Sin embargo, cuando el niño tiene una minusvalía grave por una parte sus potenciales creadoras y reparadoras son a menudo débiles, y por otro lado el sentimiento de extrañez que hace vivir provoca un brutal separación psíquica que compromete la instalación saludable de una ilusión primitiva. Los padres están desorientados, no pueden a veces entender, ni interpretar el menor signo del niño, no pueden imaginar sus deseos, por lo menos al principio del encuentro (y esto ocurre cuando el niño ha sido inicialmente seguido durante mucho tiempo por un servicio médico, de neonatos y que se ha vuelto más el niño del servicio que el hijo de sus padres).
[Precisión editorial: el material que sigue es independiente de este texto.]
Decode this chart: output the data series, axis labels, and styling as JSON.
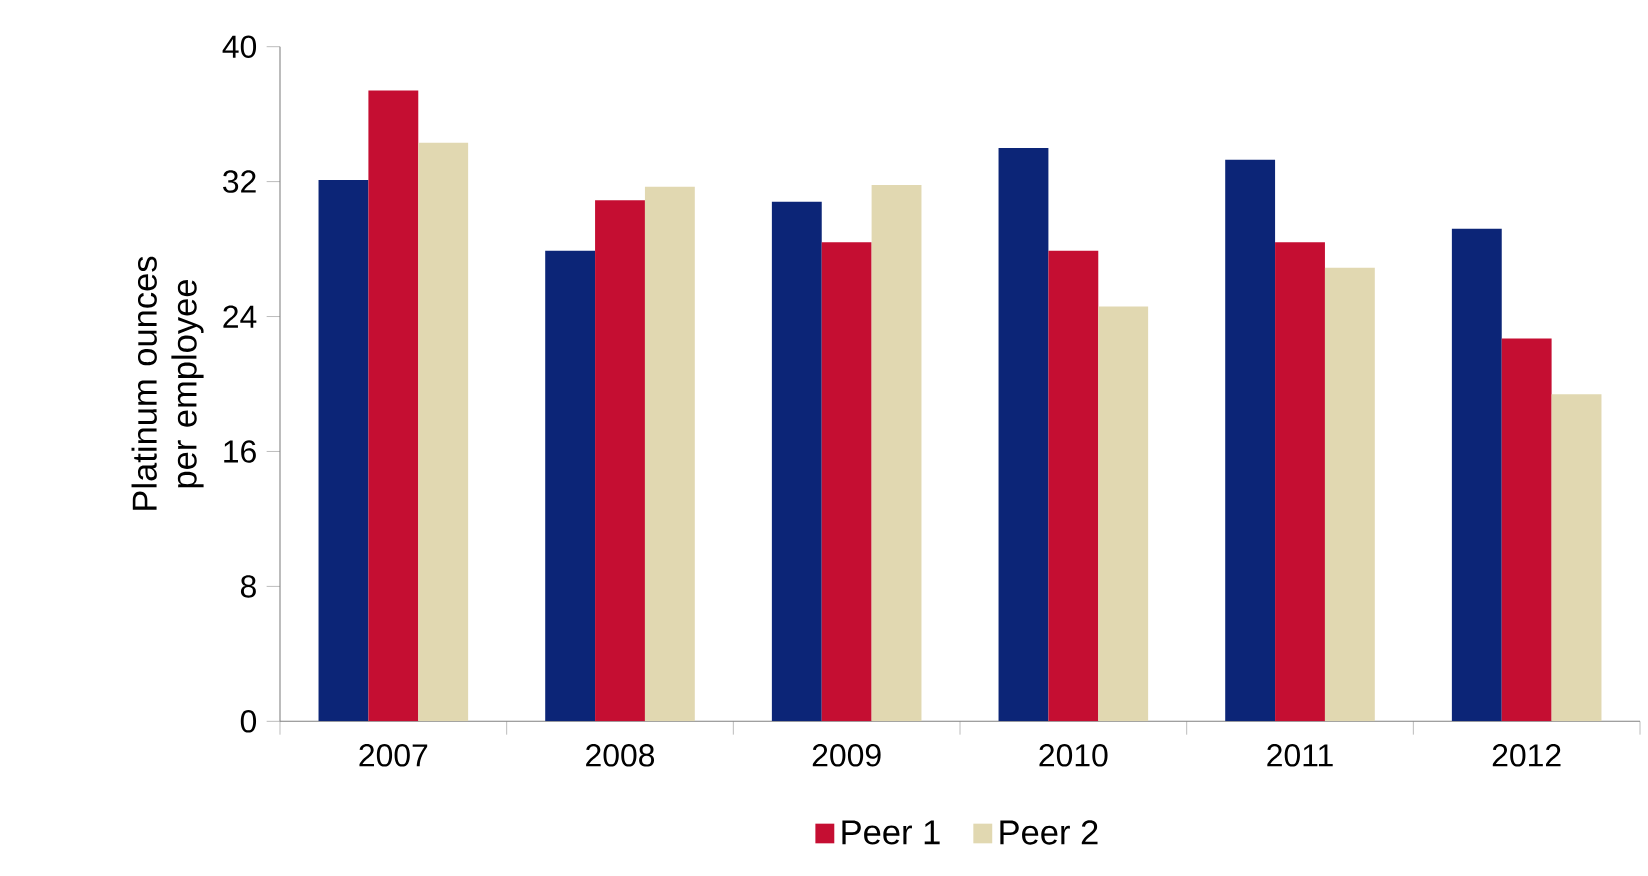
{
  "chart_data": {
    "type": "bar",
    "ylabel": "Platinum ounces per employee",
    "categories": [
      "2007",
      "2008",
      "2009",
      "2010",
      "2011",
      "2012"
    ],
    "series": [
      {
        "color": "#0c2577",
        "values": [
          32.1,
          27.9,
          30.8,
          34.0,
          33.3,
          29.2
        ]
      },
      {
        "name": "Peer 1",
        "color": "#c50e32",
        "values": [
          37.4,
          30.9,
          28.4,
          27.9,
          28.4,
          22.7
        ]
      },
      {
        "name": "Peer 2",
        "color": "#e1d8b1",
        "values": [
          34.3,
          31.7,
          31.8,
          24.6,
          26.9,
          19.4
        ]
      }
    ],
    "ylim": [
      0,
      40
    ],
    "yticks": [
      0,
      8,
      16,
      24,
      32,
      40
    ],
    "grid": false,
    "legend": "bottom"
  }
}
Después las cosas cambian: una ilusión –defensiva- se instala, pero esto queda a menudo inamovible y perpetuará la idea que nadie más que la madre o el padre puede comprender al niño, ni ocuparse de él, lo que hará difícil y largo el proceso de poder confiar al niño a unos profesionales y luego una institución.
M.Perrier
Lilian es un niño pequeño de 2 años, moreno con ojos muy negros, bien constituido según la curva pondoestatural. Sufre de una encefalopatía convulsiva grave, que empezó a las 8 semanas de vida sin etiología precisa. Las consultas pediátricas y psicológicas ponen en evidencia un sufrimiento neurológico severo, así como la presencia de manifestaciones de tipo autístico.: huida de la mirada, juegos de manos delante de la cara en los momentos de interacción precisos. Lilian es muy hipnótico, no se mantiene sentado y sostiene muy poco la cabeza. La única posición que parece estar a gusto es tumbado de espalda.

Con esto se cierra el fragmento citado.